Burlington residents to vote on fighter jets

Joey Waldinger, Assistant News Editor

Burlington residents get another chance to voice their support for or opposition to F-35 fighter jets at the Burlington International Airport.

City councillors voted Jan. 29 to add a non-binding question to the Town Hall Meeting Day Ballot, the outcome of  which could advise, but not force, the council to request cancellation of the plan to base F-35s at Burlington International Airport.

It is hard to predict the outcome of this ballot question as many citizens continue to support basing the planes in Burlington, Mayor Miro Weinberger said.

“When I’m out knocking on doors talking to people in Burlington, I don’t hear a desire to make that decision,” Weinberger said, referring to the request to base the planes elsewhere.

Much of the opposition comes from worries about damage caused by noise from the planes, said James Marc Leas, a patent lawyer and member of Save Our Skies, an organization campaigning against the F-35s.

Low-income communities would be disproportionately affected by the F-35s, according to the Air Force’s 2013 Environmental Impact Statement.

The planes’ impact would be concentrated in Winooski and South Burlington. Winooski has a larger low-income population than the state average, and both cities have a larger than average population of minority residents, according to the EIS.

Millions of dollars have been spent modifying the airport in anticipation of the arrival of the F-35s, Weinberger said. Should the F-35s be based elsewhere, “there is a possibility of those investments going to waste,” he said.   
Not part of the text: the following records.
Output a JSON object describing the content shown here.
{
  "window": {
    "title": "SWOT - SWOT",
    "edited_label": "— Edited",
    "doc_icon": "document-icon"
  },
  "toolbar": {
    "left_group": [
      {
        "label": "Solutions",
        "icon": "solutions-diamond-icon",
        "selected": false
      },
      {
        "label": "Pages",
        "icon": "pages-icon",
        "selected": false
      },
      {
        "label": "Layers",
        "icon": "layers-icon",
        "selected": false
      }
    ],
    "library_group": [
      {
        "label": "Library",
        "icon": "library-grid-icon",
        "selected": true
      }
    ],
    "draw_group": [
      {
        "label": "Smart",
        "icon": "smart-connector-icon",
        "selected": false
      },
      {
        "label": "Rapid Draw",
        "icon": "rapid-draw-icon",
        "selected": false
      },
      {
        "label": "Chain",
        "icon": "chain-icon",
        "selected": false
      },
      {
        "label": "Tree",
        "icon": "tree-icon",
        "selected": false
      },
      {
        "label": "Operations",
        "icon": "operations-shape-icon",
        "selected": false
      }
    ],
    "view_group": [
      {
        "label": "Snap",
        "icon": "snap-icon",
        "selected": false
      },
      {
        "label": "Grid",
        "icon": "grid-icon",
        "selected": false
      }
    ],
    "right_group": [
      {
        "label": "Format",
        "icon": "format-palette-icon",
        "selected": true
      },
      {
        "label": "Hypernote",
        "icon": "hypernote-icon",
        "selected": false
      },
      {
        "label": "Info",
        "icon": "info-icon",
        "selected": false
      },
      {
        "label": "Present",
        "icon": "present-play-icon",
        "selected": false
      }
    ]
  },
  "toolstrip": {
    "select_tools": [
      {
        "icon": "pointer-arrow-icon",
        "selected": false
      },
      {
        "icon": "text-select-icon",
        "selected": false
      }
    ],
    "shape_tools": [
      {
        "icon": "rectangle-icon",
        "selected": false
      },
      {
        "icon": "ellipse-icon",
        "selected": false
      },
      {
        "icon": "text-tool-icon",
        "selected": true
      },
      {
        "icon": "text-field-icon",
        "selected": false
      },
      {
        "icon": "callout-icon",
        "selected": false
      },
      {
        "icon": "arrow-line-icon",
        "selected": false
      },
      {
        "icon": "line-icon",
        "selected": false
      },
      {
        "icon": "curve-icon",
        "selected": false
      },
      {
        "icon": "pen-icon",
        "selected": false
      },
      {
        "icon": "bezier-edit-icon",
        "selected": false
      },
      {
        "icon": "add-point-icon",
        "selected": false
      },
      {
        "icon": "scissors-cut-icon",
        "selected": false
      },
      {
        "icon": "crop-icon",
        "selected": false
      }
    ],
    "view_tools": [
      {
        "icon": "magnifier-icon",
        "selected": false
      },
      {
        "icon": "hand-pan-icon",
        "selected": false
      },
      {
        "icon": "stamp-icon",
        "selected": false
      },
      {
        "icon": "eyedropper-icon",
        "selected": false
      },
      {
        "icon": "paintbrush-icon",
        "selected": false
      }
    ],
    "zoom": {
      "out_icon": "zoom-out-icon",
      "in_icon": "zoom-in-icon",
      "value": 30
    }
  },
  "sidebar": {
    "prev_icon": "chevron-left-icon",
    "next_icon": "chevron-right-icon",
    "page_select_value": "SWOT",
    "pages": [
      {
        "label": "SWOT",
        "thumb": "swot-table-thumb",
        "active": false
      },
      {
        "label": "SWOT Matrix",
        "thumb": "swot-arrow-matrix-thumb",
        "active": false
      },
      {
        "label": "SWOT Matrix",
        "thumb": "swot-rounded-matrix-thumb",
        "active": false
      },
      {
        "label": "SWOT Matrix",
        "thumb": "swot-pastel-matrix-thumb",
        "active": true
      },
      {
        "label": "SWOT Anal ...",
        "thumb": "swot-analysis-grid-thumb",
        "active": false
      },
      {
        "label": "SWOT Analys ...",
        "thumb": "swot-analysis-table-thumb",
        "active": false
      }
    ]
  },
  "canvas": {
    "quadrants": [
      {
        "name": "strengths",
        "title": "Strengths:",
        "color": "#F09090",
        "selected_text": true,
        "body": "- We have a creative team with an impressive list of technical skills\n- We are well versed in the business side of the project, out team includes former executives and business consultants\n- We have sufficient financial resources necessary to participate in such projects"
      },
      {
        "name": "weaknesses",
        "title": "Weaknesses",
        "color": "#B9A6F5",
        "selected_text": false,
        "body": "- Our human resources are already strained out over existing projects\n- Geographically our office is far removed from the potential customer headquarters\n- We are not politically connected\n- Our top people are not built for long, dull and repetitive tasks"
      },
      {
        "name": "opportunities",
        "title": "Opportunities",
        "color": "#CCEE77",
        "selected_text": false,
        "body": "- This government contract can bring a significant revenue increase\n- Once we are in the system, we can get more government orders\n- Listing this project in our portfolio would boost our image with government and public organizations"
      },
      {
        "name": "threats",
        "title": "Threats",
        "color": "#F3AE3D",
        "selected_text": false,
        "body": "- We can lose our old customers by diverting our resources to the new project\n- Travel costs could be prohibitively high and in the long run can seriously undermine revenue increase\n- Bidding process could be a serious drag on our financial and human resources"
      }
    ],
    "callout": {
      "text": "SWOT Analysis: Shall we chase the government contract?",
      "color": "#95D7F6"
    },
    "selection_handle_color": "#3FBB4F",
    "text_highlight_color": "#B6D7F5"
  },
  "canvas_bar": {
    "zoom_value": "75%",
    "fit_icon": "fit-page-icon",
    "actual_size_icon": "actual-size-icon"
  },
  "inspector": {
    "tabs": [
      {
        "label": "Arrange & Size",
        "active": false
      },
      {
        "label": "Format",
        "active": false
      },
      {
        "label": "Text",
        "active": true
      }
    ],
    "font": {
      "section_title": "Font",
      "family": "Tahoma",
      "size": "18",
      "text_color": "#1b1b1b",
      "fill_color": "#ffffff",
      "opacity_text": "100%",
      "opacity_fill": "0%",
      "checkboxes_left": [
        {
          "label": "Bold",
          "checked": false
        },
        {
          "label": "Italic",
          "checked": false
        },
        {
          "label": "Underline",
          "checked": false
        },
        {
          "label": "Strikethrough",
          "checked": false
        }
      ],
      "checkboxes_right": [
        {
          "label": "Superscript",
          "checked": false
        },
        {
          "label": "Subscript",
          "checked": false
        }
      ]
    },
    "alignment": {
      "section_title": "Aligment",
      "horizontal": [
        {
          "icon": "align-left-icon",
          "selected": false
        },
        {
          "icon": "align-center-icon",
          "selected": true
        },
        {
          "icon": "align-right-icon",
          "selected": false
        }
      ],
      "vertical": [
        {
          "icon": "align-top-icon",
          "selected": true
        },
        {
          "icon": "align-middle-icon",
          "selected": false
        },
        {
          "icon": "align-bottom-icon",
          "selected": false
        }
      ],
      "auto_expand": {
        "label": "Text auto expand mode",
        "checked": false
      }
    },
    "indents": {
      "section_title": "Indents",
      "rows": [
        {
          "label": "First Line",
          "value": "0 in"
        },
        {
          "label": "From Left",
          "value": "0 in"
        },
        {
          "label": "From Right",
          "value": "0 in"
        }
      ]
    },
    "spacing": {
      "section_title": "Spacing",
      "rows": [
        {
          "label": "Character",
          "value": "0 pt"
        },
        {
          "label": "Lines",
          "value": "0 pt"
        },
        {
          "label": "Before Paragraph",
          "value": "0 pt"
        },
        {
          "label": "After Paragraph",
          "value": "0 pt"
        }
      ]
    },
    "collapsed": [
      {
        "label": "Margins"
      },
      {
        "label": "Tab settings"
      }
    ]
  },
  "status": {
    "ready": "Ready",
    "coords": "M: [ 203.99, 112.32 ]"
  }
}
Additionally, the basing of the F-35s in Burlington ensures a continued mission for the Vermont Air National Guard and the survival of over 1,000 jobs, stated Weinberger in a Jan. 25 email.

Save Our Skies spent months gathering petition signatures to put this issue on the ballot. Going forward the group has a new focus, Leas said.  

“Our key task right now is to get the truth out,” said Rosanne Greco, Save Our Skies activist, former Air Force Colonel and former chair of the South Burlington City Council.   

Save Our Skies is now passing out flyers, speaking to the media and using social media to spread their message, Leas said.

By continuing to educate the public, Greco is confident that Burlington citizens will vote against the F-35s, she said.  

Whether or not the greater public agrees that the planes should be stationed elsewhere, all residents should have the right to vote on the matter, said Julie Macuga ‘17.

“The planes shouldn’t just get Burlington’s stamp of approval without the approval of the citizens,” she said.